Although MSERs are a common approach to define which extremal regions are worth working with, the Neumann and Matas algorithm uses a different approach, by submitting all extremal regions to a sequential classifier that's been trained for character detection. This classifier works in two different stages:
- The first stage incrementally computes descriptors (bounding box, perimeter, area, and Euler number) for each region. These descriptors are submitted to a classifier that estimates how probable the region is to be a character in the alphabet. Then, only the regions of high probability are selected for stage 2.
- In this stage, the features of the whole area ratio, convex hull ratio, and the number of outer boundary inflexion points are calculated. This provides more detailed information that allows the classifier to discard non-text characters, but they are also much slower to calculate.
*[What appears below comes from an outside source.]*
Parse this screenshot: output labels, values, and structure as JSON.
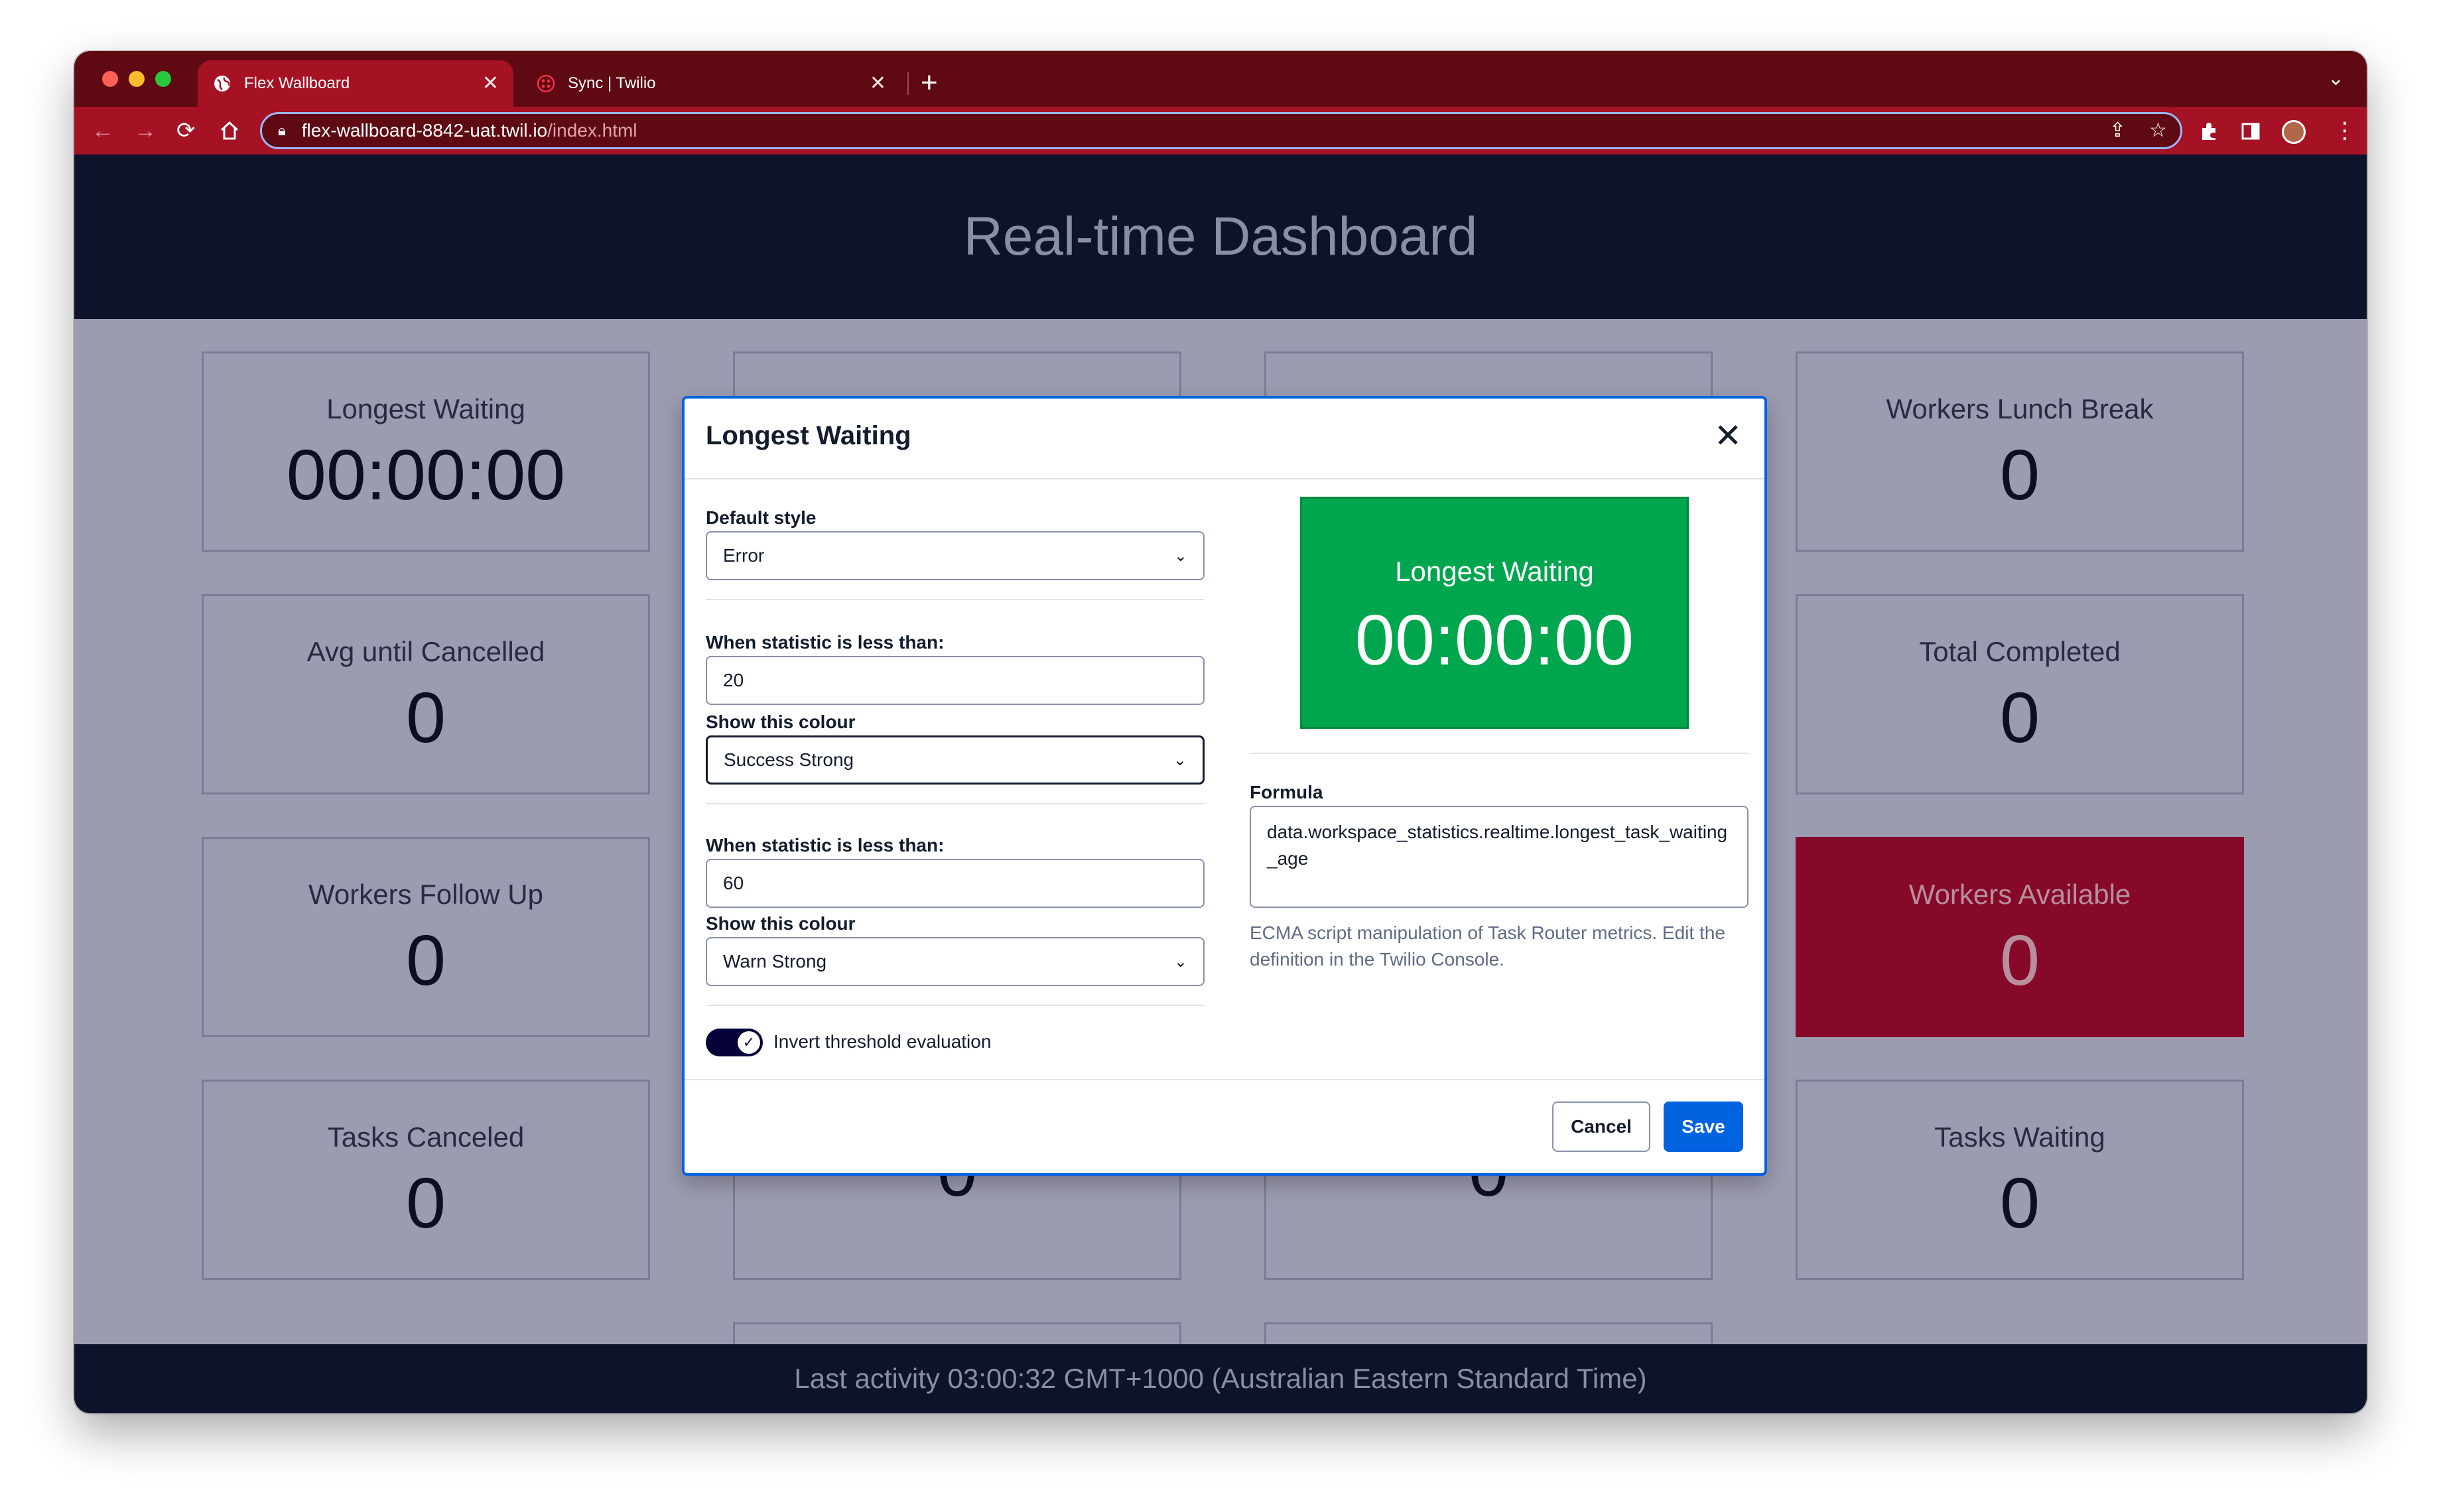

Under OpenCV, this process is implemented in a class called ERFilter. It is also possible to use different image single channel projections, such as R, G, B, Luminance, or gray scale conversion to increase the character recognition rates. Finally, all of the characters must be grouped into text blocks (such as words or paragraphs). OpenCV 3.0 provides two algorithms for this purpose:
- Prune exhaustive search: Also proposed by Mattas in 2011, this algorithm does not need any previous training or classification, but is limited to horizontally aligned text
- Hierarchical method for oriented text: This deals with text in any orientation, but needs a trained classifier
This also means that this algorithm is sensitive to the fonts used in classifier training.
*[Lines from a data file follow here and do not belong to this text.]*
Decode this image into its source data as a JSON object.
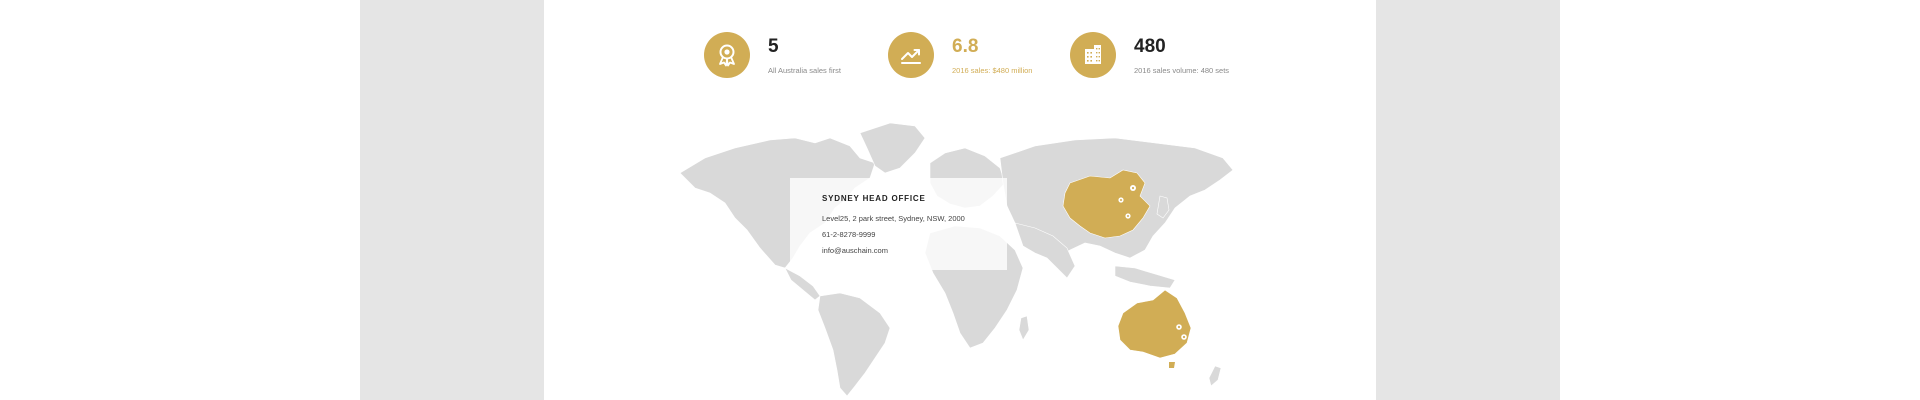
{
  "colors": {
    "accent": "#d1ad55",
    "map_land": "#d9d9d9",
    "side_band": "#e5e5e5"
  },
  "stats": [
    {
      "icon": "award-medal-icon",
      "value": "5",
      "caption": "All Australia sales first"
    },
    {
      "icon": "trend-up-icon",
      "value": "6.8",
      "caption": "2016 sales: $480 million"
    },
    {
      "icon": "buildings-icon",
      "value": "480",
      "caption": "2016 sales volume: 480 sets"
    }
  ],
  "office": {
    "title": "SYDNEY HEAD OFFICE",
    "address": "Level25, 2 park street, Sydney, NSW, 2000",
    "phone": "61-2-8278-9999",
    "email": "info@auschain.com"
  },
  "map": {
    "highlighted_regions": [
      "China",
      "Australia"
    ],
    "marker_icon": "map-pin-icon"
  }
}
A demonstration of this algorithm can be seen in the following video, which is provided by Neumann himself: https://www.youtube.com/watch?v=ejd5gGea2Fo&feature=youtu.be. Once the text is segmented, it just needs to be sent to an OCR like Tesseract, similarly to what we did in Chapter 10, Developing Segmentation Algorithms for Text Recognition. The only difference is that now we will use OpenCV text module classes to interface with Tesseract, since they provide a way to encapsulate the specific OCR engine we are using.